きっと敏感な場所さえも、把握していないのだろう。
お前、一体なんだって、この程度でこんな風に変な自信を持ってしまったの?
と思っていたけれど、理由はわからないでもない。
彼はこの綺麗な顔と存分な知名度を持ってちやほやとそれはもう大臣かお殿様か、もしくは王子様のように扱われてきたのだろう。
舐めるのを止めて、彼は私の中に2本の指を入れると、突如激しく掻き回し始めた。
あまりの激しさに私は声を上げ、眉間に皺を寄せた。
私の苦痛に歪んだ顔が、彼にはよがっている顔に見えるらしく、ホラホラどうだとばかりに、さらに指を突き立ててくる。
「ほら。気持ちいいでしょ。逝っていいよ、逝って。逝って」
こんな彼をがっかりさせずにさっさと撃退してしまうには、もう逝ったフリしかない。
あたしは感極まった顔をして、膣を締めて、足を伸ばした。腹筋に力を入れてほんのり汗を身にまとわせ、声を上げる。
彼は、私の中から指を引き抜いて、美味しい美味しいと満足げにそれを舐めている。
それを見ながら私は、見たことも会ったこともない昔の彼女たちとやらに、同情した。
彼の気分を悪くさせないために、何度も何度も逝ったフリをしていたであろう、昔の彼女たちに。
「ねね、何回逝った?2回?3回?もう、逝きまくってたね。可愛いなぁ」
私より、お前の方が全然可愛いよ。
なんてことを言わないことで、彼の自信は暴走しているのだと思われる。
でも、彼が満足なのであれば、私はそれで全然構わない。
すごく素敵な勘違いをしてくれる彼に私は愛おしさすら覚える。
彼に任せて挿入したって結果は見えたようなものだから、私は自分で彼にまたがる。
数回腰を揺らしただけで、
「ダメだよ、自分だけ気持ちよくなろうとしたって。僕だけ先に逝っちゃうだろ」
なんて言っちゃう自分勝手にハッピーな彼に私は卒倒しそうになる。
ゆっくりゆっくり動かして、彼の「あ、逝く、逝くよ」の声に合わせて、「私も逝く」なんて言ってみて、一緒に登りつめるフリをする私。
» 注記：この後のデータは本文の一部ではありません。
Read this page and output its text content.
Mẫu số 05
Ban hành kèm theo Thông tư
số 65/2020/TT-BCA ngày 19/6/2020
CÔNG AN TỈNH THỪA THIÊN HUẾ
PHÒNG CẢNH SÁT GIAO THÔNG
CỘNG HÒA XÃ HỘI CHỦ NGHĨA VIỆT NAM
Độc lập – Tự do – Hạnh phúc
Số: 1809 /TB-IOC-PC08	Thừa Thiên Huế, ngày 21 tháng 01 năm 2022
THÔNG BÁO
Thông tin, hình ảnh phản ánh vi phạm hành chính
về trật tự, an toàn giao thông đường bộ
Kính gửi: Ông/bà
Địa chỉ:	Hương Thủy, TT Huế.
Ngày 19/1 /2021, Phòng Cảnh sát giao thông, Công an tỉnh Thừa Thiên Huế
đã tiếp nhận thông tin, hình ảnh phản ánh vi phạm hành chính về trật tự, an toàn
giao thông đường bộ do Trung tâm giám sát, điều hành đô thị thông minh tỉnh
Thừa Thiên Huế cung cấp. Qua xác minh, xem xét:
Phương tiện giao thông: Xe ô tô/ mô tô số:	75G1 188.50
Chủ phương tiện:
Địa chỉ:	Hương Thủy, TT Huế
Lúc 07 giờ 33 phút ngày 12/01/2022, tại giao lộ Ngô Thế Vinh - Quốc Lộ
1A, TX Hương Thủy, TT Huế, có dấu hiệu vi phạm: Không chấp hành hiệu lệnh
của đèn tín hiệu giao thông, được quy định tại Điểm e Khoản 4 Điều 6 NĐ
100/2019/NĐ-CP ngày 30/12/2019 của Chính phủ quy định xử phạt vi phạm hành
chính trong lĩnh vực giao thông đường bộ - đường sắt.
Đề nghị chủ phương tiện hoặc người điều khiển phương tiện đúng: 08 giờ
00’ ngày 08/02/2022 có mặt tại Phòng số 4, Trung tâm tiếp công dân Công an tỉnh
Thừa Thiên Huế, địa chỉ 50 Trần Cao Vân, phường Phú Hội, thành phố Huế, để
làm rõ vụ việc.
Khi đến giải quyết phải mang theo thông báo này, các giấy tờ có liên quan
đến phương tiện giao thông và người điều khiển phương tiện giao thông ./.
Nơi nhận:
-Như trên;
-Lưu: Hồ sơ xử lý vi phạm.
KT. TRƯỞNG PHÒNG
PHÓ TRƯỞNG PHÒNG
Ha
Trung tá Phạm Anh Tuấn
「ね、ちゃんと一緒に逝けたでしょ。自分だけ気持ちよくなろうなんてずるいよ」
このレベルまでおめでたいやつなんて滅多にお目に掛かれない。
「舐めて。吸って。吸いながら舐めて。もっと優しく。もっと強く。もっと早く」
そんな風に彼女に言わせてあげられないのだと思う、きっと彼は。永遠に。
「お前、フライ~ング!」なんて言って頭をはたいてくれるよな、その天まで届きそうな鼻をあっさりへし折ってくれる、素敵な恋人出来るといいね。